Tashina Alase keeps Southern’s NCAA dream moving in Lexington
Tashina Alase came into the NCAA East Regionals with one of the fastest 100m hurdles times in the country and a season that had already made people pay attention to Southern University.
In Lexington, Kentucky, she took the next step.
Running in the first round of the women’s 100m hurdles, Alase clocked 13.00 seconds to move through to the next round and keep her hopes of qualifying for the NCAA Championships alive. For an athlete making her first appearance on this stage, the race held great meaning, and she handled it with the calm of someone who has learned to stay focused on the task at hand.

Coming into the meet, Alase was already one of the biggest stories in the event. Her 12.64 seconds at the SWAC Outdoor Track and Field Championships placed her at the top of the NCAA list this season and among the best hurdlers in the world. That performance also made her the fastest HBCU hurdler in history and gave Southern one of its strongest national track-and-field moments in recent years.
For Alase, the mindset in Lexington was simple.
“Coming into this race, I really tried to have the mindset of it’s just another regular meet,” Alase said. “Just because it might seem like a bigger stage, that doesn’t necessarily need to change anything. So just staying consistent was the plan coming into here.”
That approach showed in the way she managed the first round. The women’s 100m hurdles is a race that leaves very little room for adjustment once the gun goes off, so the most important thing in the opening round was to stay clean over the barriers, keep her rhythm, and make sure she advanced. Alase did that, and now she has another opportunity to move closer to Eugene.
Her presence here means even more because of the road that brought her back to this point. Last outdoor season, Alase was away from competition after a car accident left her with a crushed big toe. For any athlete, that kind of setback can be difficult. For a hurdler, it affects rhythm, power, confidence, and the ability to trust every step over the hurdle.
This year, she has come back with the kind of form that has changed her profile in the NCAA. Earlier in the season, she ran 12.71 at the LSU Alumni Gold, which announced her as one of the best hurdlers in the country. Then she dropped 12.64 at the SWAC Championships, a performance that moved her from being a conference standout to a national title contender.
The journey has also placed a bigger spotlight on HBCU track and field. Alase is doing this from Southern University, carrying the SWAC into the national sprint-hurdles conversation and showing younger athletes that their school or conference does not limit what they can pursue.

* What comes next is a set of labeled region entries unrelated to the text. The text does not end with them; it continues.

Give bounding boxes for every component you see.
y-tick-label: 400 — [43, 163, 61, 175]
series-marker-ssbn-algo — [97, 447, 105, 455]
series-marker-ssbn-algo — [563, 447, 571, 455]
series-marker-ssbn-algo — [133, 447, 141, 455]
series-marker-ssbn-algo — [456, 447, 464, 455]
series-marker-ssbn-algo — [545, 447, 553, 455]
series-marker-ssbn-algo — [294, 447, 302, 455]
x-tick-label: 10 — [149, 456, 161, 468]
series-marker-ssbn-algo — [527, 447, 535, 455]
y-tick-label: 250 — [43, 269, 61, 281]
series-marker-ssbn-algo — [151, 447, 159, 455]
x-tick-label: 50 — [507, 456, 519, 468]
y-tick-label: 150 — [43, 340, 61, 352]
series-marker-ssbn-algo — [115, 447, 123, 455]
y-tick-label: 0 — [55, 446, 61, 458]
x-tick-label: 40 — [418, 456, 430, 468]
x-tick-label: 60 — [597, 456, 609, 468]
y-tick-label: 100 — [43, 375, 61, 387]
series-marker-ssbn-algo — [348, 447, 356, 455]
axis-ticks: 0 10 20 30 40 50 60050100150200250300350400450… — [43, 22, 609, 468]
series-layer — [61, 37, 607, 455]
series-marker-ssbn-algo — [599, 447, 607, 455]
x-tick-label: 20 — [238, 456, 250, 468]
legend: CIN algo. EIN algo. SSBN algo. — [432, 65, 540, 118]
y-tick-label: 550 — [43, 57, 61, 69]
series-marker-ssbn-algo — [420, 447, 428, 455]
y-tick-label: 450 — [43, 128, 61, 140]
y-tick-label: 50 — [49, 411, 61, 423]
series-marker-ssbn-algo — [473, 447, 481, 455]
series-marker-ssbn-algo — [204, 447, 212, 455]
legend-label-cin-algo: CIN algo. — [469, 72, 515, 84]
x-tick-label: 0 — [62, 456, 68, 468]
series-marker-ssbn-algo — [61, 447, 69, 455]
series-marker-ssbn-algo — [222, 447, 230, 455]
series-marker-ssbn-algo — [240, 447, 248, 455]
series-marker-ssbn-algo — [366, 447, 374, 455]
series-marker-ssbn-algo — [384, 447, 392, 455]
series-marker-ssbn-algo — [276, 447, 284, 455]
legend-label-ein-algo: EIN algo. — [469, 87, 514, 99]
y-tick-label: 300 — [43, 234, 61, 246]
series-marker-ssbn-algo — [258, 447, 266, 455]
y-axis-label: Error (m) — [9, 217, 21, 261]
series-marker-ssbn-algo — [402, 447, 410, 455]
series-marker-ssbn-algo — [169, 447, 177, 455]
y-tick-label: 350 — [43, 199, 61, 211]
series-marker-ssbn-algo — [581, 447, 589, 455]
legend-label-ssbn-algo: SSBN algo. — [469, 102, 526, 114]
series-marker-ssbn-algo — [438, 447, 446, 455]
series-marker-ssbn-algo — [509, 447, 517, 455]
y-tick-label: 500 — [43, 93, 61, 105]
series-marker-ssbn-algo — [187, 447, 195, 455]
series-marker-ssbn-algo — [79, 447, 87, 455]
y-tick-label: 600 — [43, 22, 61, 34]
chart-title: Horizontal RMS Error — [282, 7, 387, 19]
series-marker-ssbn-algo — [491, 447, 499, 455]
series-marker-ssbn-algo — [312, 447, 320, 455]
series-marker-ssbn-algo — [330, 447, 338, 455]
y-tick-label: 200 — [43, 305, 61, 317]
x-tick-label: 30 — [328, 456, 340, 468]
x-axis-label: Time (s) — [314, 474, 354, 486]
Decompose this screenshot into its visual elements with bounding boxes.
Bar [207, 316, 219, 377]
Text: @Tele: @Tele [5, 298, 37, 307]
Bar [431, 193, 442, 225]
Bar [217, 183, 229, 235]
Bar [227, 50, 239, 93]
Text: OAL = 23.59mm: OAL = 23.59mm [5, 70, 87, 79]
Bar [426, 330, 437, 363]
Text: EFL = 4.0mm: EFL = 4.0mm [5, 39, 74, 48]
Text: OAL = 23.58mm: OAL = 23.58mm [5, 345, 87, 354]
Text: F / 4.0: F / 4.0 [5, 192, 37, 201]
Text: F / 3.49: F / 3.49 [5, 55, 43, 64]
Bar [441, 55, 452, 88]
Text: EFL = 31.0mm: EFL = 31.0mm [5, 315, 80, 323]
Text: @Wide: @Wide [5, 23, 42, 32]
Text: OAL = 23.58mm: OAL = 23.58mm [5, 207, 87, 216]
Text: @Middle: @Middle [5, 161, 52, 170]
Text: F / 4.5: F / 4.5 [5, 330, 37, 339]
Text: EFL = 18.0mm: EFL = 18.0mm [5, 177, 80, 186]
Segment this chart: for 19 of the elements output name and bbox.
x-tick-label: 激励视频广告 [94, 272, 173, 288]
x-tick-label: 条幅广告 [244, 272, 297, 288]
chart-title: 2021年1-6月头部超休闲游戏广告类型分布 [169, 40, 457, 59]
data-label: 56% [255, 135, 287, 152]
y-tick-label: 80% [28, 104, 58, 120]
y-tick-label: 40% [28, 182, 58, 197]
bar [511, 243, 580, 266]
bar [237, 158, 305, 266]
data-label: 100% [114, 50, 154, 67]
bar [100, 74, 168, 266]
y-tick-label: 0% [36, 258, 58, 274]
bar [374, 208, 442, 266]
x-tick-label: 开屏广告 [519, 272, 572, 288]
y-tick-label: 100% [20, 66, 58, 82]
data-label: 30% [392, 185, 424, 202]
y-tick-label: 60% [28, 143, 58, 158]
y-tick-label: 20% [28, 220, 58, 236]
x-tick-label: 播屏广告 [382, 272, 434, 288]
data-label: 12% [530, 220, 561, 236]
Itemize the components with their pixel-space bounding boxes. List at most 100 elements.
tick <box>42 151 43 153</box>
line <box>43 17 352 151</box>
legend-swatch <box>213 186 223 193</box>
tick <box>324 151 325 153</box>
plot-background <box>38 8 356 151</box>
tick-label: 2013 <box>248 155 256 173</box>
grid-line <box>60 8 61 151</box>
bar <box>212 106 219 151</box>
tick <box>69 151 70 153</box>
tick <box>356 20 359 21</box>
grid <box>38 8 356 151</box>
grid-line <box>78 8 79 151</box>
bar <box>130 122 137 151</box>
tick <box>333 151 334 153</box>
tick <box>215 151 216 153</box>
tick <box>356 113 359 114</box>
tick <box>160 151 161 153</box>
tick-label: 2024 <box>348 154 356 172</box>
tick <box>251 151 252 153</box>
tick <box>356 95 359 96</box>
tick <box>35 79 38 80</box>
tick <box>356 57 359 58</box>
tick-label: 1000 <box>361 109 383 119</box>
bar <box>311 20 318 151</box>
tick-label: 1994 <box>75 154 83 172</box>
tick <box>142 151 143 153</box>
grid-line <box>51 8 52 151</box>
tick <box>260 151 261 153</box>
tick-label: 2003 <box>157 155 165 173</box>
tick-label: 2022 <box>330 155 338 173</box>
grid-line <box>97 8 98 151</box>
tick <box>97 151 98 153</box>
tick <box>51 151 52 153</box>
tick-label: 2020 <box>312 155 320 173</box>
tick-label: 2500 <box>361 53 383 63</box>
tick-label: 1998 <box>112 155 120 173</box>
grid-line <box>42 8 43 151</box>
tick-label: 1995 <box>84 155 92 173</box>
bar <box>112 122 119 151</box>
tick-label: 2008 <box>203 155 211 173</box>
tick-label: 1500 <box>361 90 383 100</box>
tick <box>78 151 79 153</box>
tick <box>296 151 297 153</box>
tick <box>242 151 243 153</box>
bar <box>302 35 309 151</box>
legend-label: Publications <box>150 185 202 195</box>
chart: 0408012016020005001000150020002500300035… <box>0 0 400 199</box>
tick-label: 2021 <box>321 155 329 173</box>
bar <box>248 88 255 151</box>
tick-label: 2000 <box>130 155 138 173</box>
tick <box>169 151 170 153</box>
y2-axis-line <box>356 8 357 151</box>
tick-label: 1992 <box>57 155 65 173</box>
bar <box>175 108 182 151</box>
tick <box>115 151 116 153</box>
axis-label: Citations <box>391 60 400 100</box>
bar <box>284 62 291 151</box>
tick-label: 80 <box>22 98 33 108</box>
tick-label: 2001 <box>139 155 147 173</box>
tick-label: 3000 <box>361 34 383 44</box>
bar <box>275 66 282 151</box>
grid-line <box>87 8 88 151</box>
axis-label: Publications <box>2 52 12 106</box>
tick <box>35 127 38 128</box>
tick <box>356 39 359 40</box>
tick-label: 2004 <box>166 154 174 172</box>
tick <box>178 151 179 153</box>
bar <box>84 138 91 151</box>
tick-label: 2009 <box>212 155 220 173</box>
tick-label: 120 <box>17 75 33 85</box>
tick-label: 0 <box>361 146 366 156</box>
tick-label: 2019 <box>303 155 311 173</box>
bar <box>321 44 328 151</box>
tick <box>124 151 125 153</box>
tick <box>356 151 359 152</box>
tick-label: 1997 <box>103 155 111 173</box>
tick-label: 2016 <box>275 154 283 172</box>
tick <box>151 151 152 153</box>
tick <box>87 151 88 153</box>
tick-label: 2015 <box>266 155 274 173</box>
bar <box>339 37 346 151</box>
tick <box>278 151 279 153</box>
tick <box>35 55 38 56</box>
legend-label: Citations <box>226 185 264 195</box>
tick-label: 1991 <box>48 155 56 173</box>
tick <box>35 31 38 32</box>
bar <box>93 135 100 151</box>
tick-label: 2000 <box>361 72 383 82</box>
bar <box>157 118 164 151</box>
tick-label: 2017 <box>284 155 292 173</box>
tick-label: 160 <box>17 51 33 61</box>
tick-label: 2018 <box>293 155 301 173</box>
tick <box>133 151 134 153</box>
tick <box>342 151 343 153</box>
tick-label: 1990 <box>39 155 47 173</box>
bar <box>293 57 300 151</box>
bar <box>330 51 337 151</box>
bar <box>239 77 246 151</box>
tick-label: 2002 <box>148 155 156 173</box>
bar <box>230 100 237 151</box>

“It doesn’t really matter where you’re at,” Alase said. “If you have a goal, there’s no goal you can’t reach as long as you believe in yourself.”
That belief has become a major part of her season. Alase has had to rebuild from injury, regain her racing rhythm, return to the highest level, and manage the attention that comes with being one of the fastest hurdlers in the NCAA. Through all of that, she has kept the focus on competing and allowing each race to take her closer to where she wants to be.
#inthemixedzone, Tashina Beyioku Alase, of Southern University is a 100m hurdle star, interviewed by Deji Ogeyingbo at the Day 2 of the NCAA regional , May 29, 2026.
Watch for our story later tonight! #tashinaalase, #southernuniversity , #ncaaregionals, pic.twitter.com/aRONaJ2Yn2
— RunBlogRun (@RunBlogRun) May 30, 2026
Her story is also a reminder that success does not always arrive through the most visible pathway. Many athletes at this stage come from programs with deeper resources, larger budgets, and stronger national visibility. Alase has built her season from Southern, and each performance has helped show that elite hurdling can come from any environment when the athlete is talented, disciplined, and committed to the work.
In Lexington, she did not need to run another 12.64 to make a statement. The first round was about advancing, and she did enough to earn another race. Now the next task is clear. Alase will need another clean race in the quarterfinals to secure her ticket to Eugene. For Alase, the plan remains simple.
“The plan is to just keep competing and just see where it takes me,” she said.
That mindset has carried her from injury recovery to the top of the NCAA list, from the SWAC Championships to the NCAA East Regionals, and now to the edge of a possible trip to Eugene.